Incorporated into the AD-SDI is a data clearinghouse, geospatial portal, and website, as well as a framework for community engagement and formal agreements for data provision and sharing. The SDI is transforming government services to support inter-government and multi-stakeholder collaboration for better planning, analysis, and decision making. This has resulted in a real return on investment through social, economic, and environmental benefits.
We are all smart now
All cities will eventually be smart cities. Even though some governments have yet to update their operations to a 21st century model, most of their citizens are already there. Nearly 80% of US adults own a smartphone, which means that they are currently connected to all the organizations they want and need to keep track of for their daily lives.
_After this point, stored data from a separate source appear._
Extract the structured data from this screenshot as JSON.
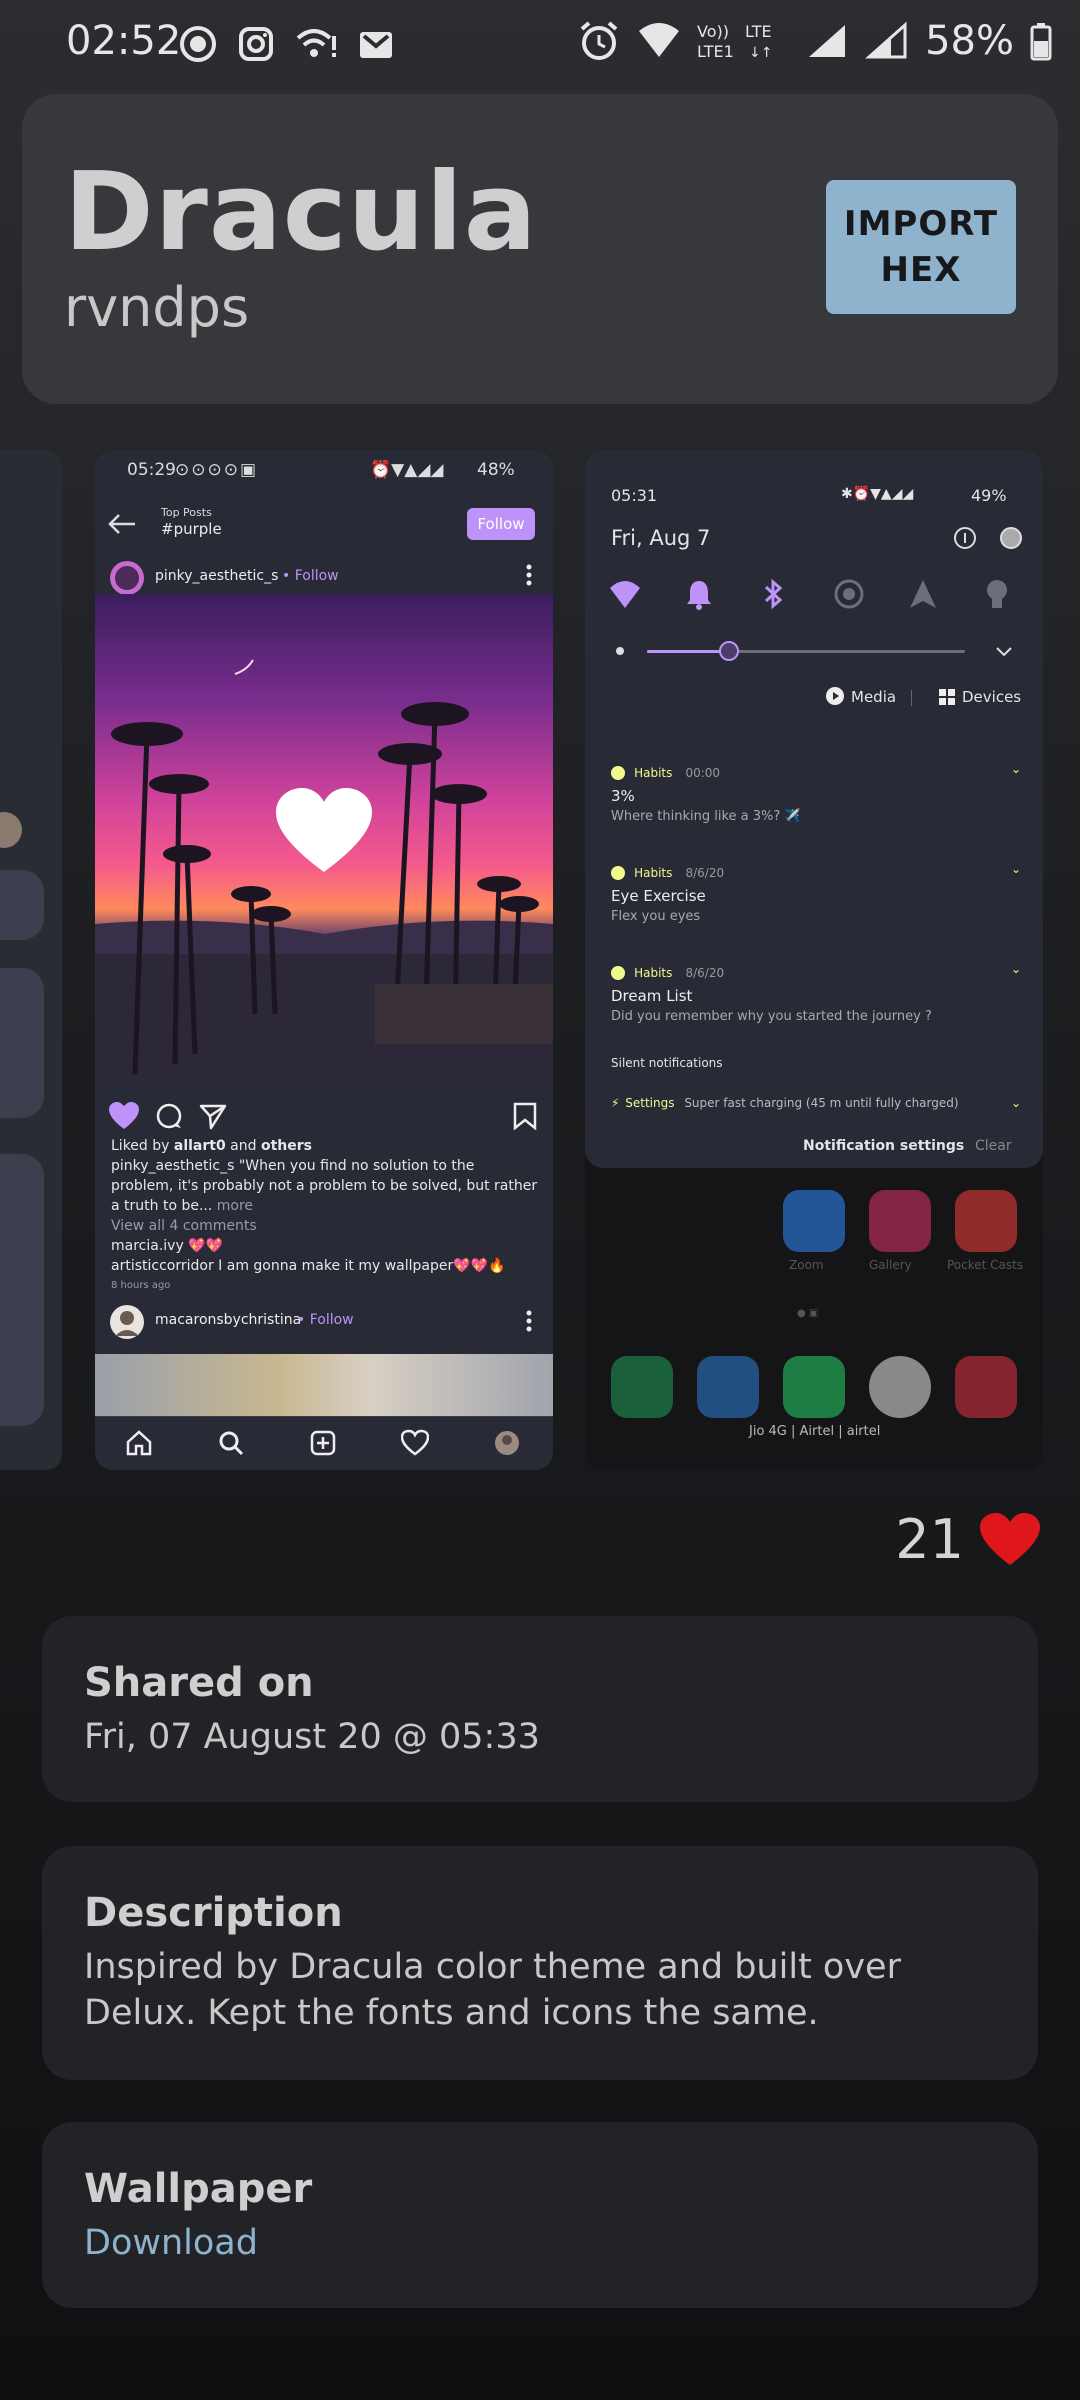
{
  "status_bar": {
    "time": "02:52",
    "battery": "58%"
  },
  "theme": {
    "title": "Dracula",
    "author": "rvndps",
    "import_button": "IMPORT\nHEX"
  },
  "preview1": {
    "status_time": "05:29",
    "status_battery": "48%",
    "top_posts_label": "Top Posts",
    "hashtag": "#purple",
    "follow_button": "Follow",
    "post_user": "pinky_aesthetic_s",
    "post_user_follow": "• Follow",
    "liked_by_prefix": "Liked by",
    "liked_by_user": "allart0",
    "liked_by_and": "and",
    "liked_by_others": "others",
    "caption_user": "pinky_aesthetic_s",
    "caption_text": "\"When you find no solution to the problem, it's probably not a problem to be solved, but rather a truth to be...",
    "caption_more": "more",
    "view_comments": "View all 4 comments",
    "comment1_user": "marcia.ivy",
    "comment1_text": "💖💖",
    "comment2_user": "artisticcorridor",
    "comment2_text": "I am gonna make it my wallpaper💖💖🔥",
    "time_ago": "8 hours ago",
    "next_user": "macaronsbychristina",
    "next_follow": "• Follow"
  },
  "preview2": {
    "status_time": "05:31",
    "status_battery": "49%",
    "date": "Fri, Aug 7",
    "media_label": "Media",
    "devices_label": "Devices",
    "notifications": [
      {
        "app": "Habits",
        "time": "00:00",
        "title": "3%",
        "body": "Where thinking like a 3%? ✈️"
      },
      {
        "app": "Habits",
        "time": "8/6/20",
        "title": "Eye Exercise",
        "body": "Flex you eyes"
      },
      {
        "app": "Habits",
        "time": "8/6/20",
        "title": "Dream List",
        "body": "Did you remember why you started the journey ?"
      }
    ],
    "silent_label": "Silent notifications",
    "settings_app": "Settings",
    "settings_text": "Super fast charging (45 m until fully charged)",
    "notif_settings": "Notification settings",
    "clear": "Clear",
    "home_apps": [
      "Zoom",
      "Gallery",
      "Pocket Casts"
    ],
    "carrier": "Jio 4G | Airtel | airtel"
  },
  "likes": {
    "count": "21"
  },
  "shared": {
    "title": "Shared on",
    "value": "Fri, 07 August 20 @ 05:33"
  },
  "description": {
    "title": "Description",
    "value": "Inspired by Dracula color theme and built over Delux. Kept the fonts and icons the same."
  },
  "wallpaper": {
    "title": "Wallpaper",
    "link": "Download"
  },
  "colors": {
    "accent": "#bd93f9",
    "button": "#8fb3cc",
    "card": "#222326",
    "heart": "#e0161d"
  }
}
This doesn’t just mean monitoring when their last Amazon purchase is due to arrive. People are connecting to important civic institutions and getting real-time information from their mobile devices on everything from where polling locations are to wildfire data.
The public is coming to expect a level of engagement from government that is easy-to-understand, connected and accessible.
The public is coming to expect a level of engagement from government that is easy-to-understand, connected and accessible. To keep up with citizens’ standards for location intelligence, every city must make these upgrades to their information systems. GIS provides a scalable way for governments to easily collect, maintain and share their spatial data.